Type 1: Account Management

This kind of Identity Management is mostly done by companies. Account Management covers all aspects of the employment lifecycle, from initialisation at recruitment, through changes in access rights when promoted, demoted, or transferred to another department, to deletion on leaving the company.
The main objective here is to provide all workers with all the access rights they need to carry out their work (such as email, internet, file access etc.), but also to revoke some of them whenever that is required.

This kind of administration is usually carried out centrally by specially commissioned persons (administrators). Self-service by users themselves is exceptional. Account management focuses on the reliable identification of persons (“authentication”), and the secure assignment of access rights to each person (“authorization”), not on privacy.

Type 2: Profiling of user data by an organization

Type-2-identity management is all about inferring a person’s behaviour, likes, and dislikes from a potentially massive amount of data. As with type-1-identity management, this is also carried out by an organisation. Here too, the focus is more on the reliable assignment of profile information to a person than on privacy.

Unlike type-1-identity management, however, profiling does not focus on the assignment of access rights but rather on gathering knowledge about a person (or a group of persons) by analysing available data.

Possible data sources for profiling can include publicly available information from the internet (which people inevitably leave behind in the course of time), but also systems solely built for the purpose of data collection.
Examples of such systems are, for example, the German “Payback”-System, (which traces people’s buying behaviour by giving them bonus points for each transaction), and the Amazon.com homepage, where you receive recommendations for new products based on previous buying habits. Credit card companies use profiling to detect card misuse (which is characterised by a different usage profile).

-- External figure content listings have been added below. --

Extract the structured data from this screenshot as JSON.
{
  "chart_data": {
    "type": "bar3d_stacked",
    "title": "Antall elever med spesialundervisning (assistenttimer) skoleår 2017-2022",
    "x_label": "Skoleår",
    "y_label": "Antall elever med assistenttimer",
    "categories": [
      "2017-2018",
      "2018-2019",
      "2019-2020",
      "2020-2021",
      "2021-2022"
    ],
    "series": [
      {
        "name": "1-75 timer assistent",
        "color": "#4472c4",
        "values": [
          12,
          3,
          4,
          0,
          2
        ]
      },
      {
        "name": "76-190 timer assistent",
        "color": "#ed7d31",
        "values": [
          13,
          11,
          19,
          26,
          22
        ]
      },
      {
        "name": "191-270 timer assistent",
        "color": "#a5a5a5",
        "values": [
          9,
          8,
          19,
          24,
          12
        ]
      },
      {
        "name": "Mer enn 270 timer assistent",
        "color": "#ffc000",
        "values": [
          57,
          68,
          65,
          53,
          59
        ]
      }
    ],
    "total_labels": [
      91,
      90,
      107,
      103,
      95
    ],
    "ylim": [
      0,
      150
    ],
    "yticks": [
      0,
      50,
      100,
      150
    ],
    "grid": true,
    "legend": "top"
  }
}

Today, there exist a number of specialized search engines, which use publicly available information from the internet to compile a profile of a person. If you want to try it out yourself, just surf over to www.yasni.de (if you are looking for a German), or www.spock.com , which focuses more on US citizens.

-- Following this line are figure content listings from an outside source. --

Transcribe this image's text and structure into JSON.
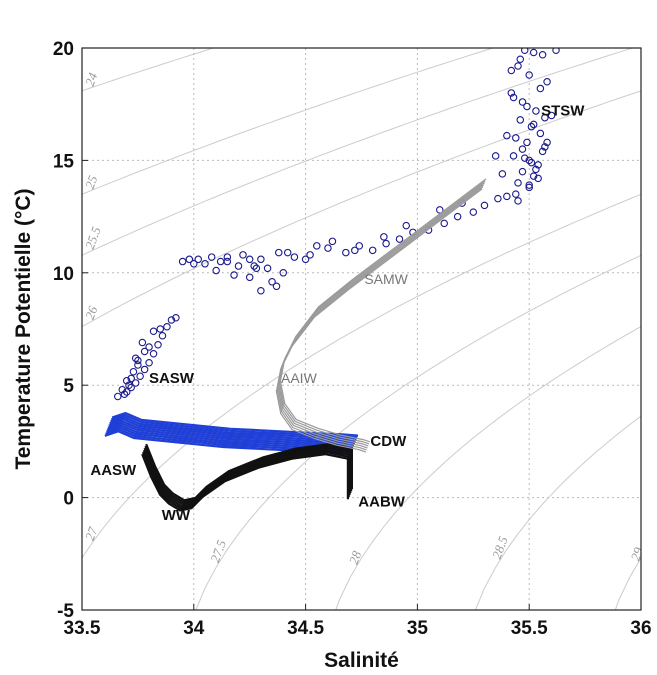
{
  "chart_data": {
    "type": "scatter",
    "title": "",
    "xlabel": "Salinité",
    "ylabel": "Temperature Potentielle (°C)",
    "xlim": [
      33.5,
      36
    ],
    "ylim": [
      -5,
      20
    ],
    "xticks": [
      33.5,
      34,
      34.5,
      35,
      35.5,
      36
    ],
    "yticks": [
      -5,
      0,
      5,
      10,
      15,
      20
    ],
    "xtick_labels": [
      "33.5",
      "34",
      "34.5",
      "35",
      "35.5",
      "36"
    ],
    "ytick_labels": [
      "-5",
      "0",
      "5",
      "10",
      "15",
      "20"
    ],
    "grid": true,
    "isopycnals": [
      {
        "label": "24",
        "sigma": 24
      },
      {
        "label": "25",
        "sigma": 25
      },
      {
        "label": "25.5",
        "sigma": 25.5
      },
      {
        "label": "26",
        "sigma": 26
      },
      {
        "label": "27",
        "sigma": 27
      },
      {
        "label": "27.5",
        "sigma": 27.5
      },
      {
        "label": "28",
        "sigma": 28
      },
      {
        "label": "28.5",
        "sigma": 28.5
      },
      {
        "label": "29",
        "sigma": 29
      }
    ],
    "water_mass_labels": [
      {
        "text": "STSW",
        "x": 35.65,
        "y": 17.0,
        "style": "bold"
      },
      {
        "text": "SAMW",
        "x": 34.86,
        "y": 9.5,
        "style": "grey"
      },
      {
        "text": "SASW",
        "x": 33.9,
        "y": 5.1,
        "style": "bold"
      },
      {
        "text": "AAIW",
        "x": 34.47,
        "y": 5.1,
        "style": "grey"
      },
      {
        "text": "CDW",
        "x": 34.87,
        "y": 2.3,
        "style": "bold"
      },
      {
        "text": "AASW",
        "x": 33.64,
        "y": 1.0,
        "style": "bold"
      },
      {
        "text": "AABW",
        "x": 34.84,
        "y": -0.4,
        "style": "bold"
      },
      {
        "text": "WW",
        "x": 33.92,
        "y": -1.0,
        "style": "bold"
      }
    ],
    "series": [
      {
        "kind": "open-circles",
        "color": "#1a1a8c",
        "x": [
          35.48,
          35.52,
          35.56,
          35.62,
          35.45,
          35.5,
          35.58,
          35.42,
          35.47,
          35.53,
          35.6,
          35.46,
          35.51,
          35.55,
          35.44,
          35.49,
          35.57,
          35.43,
          35.5,
          35.54,
          35.47,
          35.52,
          35.45,
          35.5,
          35.56,
          35.48,
          35.53,
          35.44,
          35.58,
          35.51,
          35.46,
          35.55,
          35.49,
          35.42,
          35.52,
          35.47,
          35.54,
          35.5,
          35.57,
          35.45,
          35.4,
          35.36,
          35.3,
          35.25,
          35.18,
          35.12,
          35.05,
          34.98,
          34.92,
          34.86,
          34.8,
          34.74,
          34.68,
          34.6,
          34.52,
          34.45,
          34.38,
          34.3,
          34.22,
          34.15,
          34.08,
          34.02,
          33.98,
          33.95,
          34.2,
          34.35,
          34.1,
          34.25,
          34.05,
          34.4,
          34.3,
          34.18,
          34.28,
          33.92,
          33.88,
          33.86,
          33.84,
          33.82,
          33.8,
          33.78,
          33.76,
          33.74,
          33.72,
          33.7,
          33.75,
          33.8,
          33.85,
          33.9,
          33.72,
          33.69,
          33.71,
          33.74,
          33.77,
          33.68,
          33.73,
          33.78,
          33.7,
          33.66,
          33.75,
          33.82,
          35.35,
          35.38,
          35.4,
          35.43,
          35.2,
          35.1,
          34.95,
          34.85,
          34.72,
          34.62,
          34.5,
          34.42,
          34.33,
          34.25,
          34.12,
          34.0,
          34.15,
          34.27,
          34.37,
          34.55
        ],
        "y": [
          19.9,
          19.8,
          19.7,
          19.9,
          19.2,
          18.8,
          18.5,
          18.0,
          17.6,
          17.2,
          17.0,
          16.8,
          16.5,
          16.2,
          16.0,
          15.8,
          15.6,
          15.2,
          15.0,
          14.8,
          14.5,
          14.3,
          14.0,
          13.8,
          15.4,
          15.1,
          14.6,
          13.5,
          15.8,
          14.9,
          19.5,
          18.2,
          17.4,
          19.0,
          16.6,
          15.5,
          14.2,
          13.9,
          16.9,
          13.2,
          13.4,
          13.3,
          13.0,
          12.7,
          12.5,
          12.2,
          11.9,
          11.8,
          11.5,
          11.3,
          11.0,
          11.2,
          10.9,
          11.1,
          10.8,
          10.7,
          10.9,
          10.6,
          10.8,
          10.5,
          10.7,
          10.6,
          10.6,
          10.5,
          10.3,
          9.6,
          10.1,
          9.8,
          10.4,
          10.0,
          9.2,
          9.9,
          10.2,
          8.0,
          7.6,
          7.2,
          6.8,
          6.4,
          6.0,
          5.7,
          5.4,
          5.1,
          4.9,
          4.7,
          5.9,
          6.7,
          7.5,
          7.9,
          5.3,
          4.6,
          5.0,
          6.2,
          6.9,
          4.8,
          5.6,
          6.5,
          5.2,
          4.5,
          6.1,
          7.4,
          15.2,
          14.4,
          16.1,
          17.8,
          13.1,
          12.8,
          12.1,
          11.6,
          11.0,
          11.4,
          10.6,
          10.9,
          10.2,
          10.6,
          10.5,
          10.4,
          10.7,
          10.3,
          9.4,
          11.2
        ]
      },
      {
        "kind": "profile-lines",
        "color": "#1f3fd6",
        "x": [
          33.62,
          33.68,
          33.75,
          33.85,
          33.95,
          34.05,
          34.15,
          34.25,
          34.35,
          34.45,
          34.55,
          34.65,
          34.72
        ],
        "y": [
          3.2,
          3.4,
          3.1,
          3.0,
          2.9,
          2.8,
          2.7,
          2.65,
          2.6,
          2.55,
          2.5,
          2.45,
          2.4
        ]
      },
      {
        "kind": "profile-lines",
        "color": "#111111",
        "x": [
          33.78,
          33.82,
          33.86,
          33.9,
          33.95,
          34.0,
          34.05,
          34.15,
          34.3,
          34.45,
          34.6,
          34.7,
          34.7
        ],
        "y": [
          2.2,
          1.2,
          0.4,
          0.0,
          -0.3,
          -0.2,
          0.3,
          1.0,
          1.6,
          2.0,
          2.2,
          2.0,
          0.2
        ]
      },
      {
        "kind": "profile-lines",
        "color": "#9a9a9a",
        "x": [
          35.3,
          35.1,
          34.9,
          34.7,
          34.55,
          34.45,
          34.4,
          34.38,
          34.4,
          34.45,
          34.55,
          34.65,
          34.75,
          34.78
        ],
        "y": [
          14.0,
          12.5,
          11.0,
          9.5,
          8.3,
          7.0,
          6.0,
          5.0,
          4.0,
          3.3,
          2.9,
          2.6,
          2.4,
          2.3
        ]
      }
    ]
  }
}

Type 3: IMS for user-controlled context-dependent role and pseudonym management

This,awkwardly named type of identity management is the kind of identity management, which all of us use if we want to control the kind and the amount of information we leave behind when we surf the web. In this way, a later profiling of your person can be prevented, hindered, or at least be influenced by your wishes.

This type of identity management therefore focuses mainly on the administration of your own private data, and of your own privacy in general.

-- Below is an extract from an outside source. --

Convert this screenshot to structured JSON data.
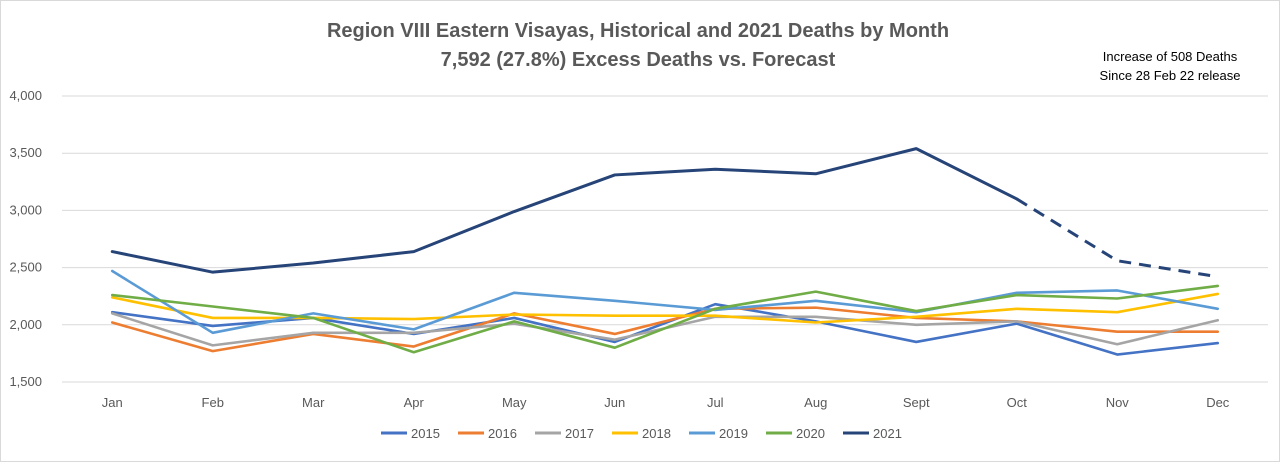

This type of identity management will, in my opinion, draw much more attention in the future. People are starting to post even the most private matters on the web. So IMS can pay off today, for example if you don’t want to be asked, during your next job interview, about an embarrassing Youtube-video.

Already there are a number of companies whose business is to benefit their customers (for a certain amount of money) by correcting such “errors”. If you consider just how lavishly especially teenagers treat their private data (on pages such as Myspace, Youtube, Twitter etc.), this business model seems to have some potential for the future.

So far, I have given a brief overview of the three types of identity management introduced by the FIDIS project.

Based on this classification, we plan to publish a number of articles, treating such exciting topics as identity federation, context-based authentication or identity management with service-oriented architectures.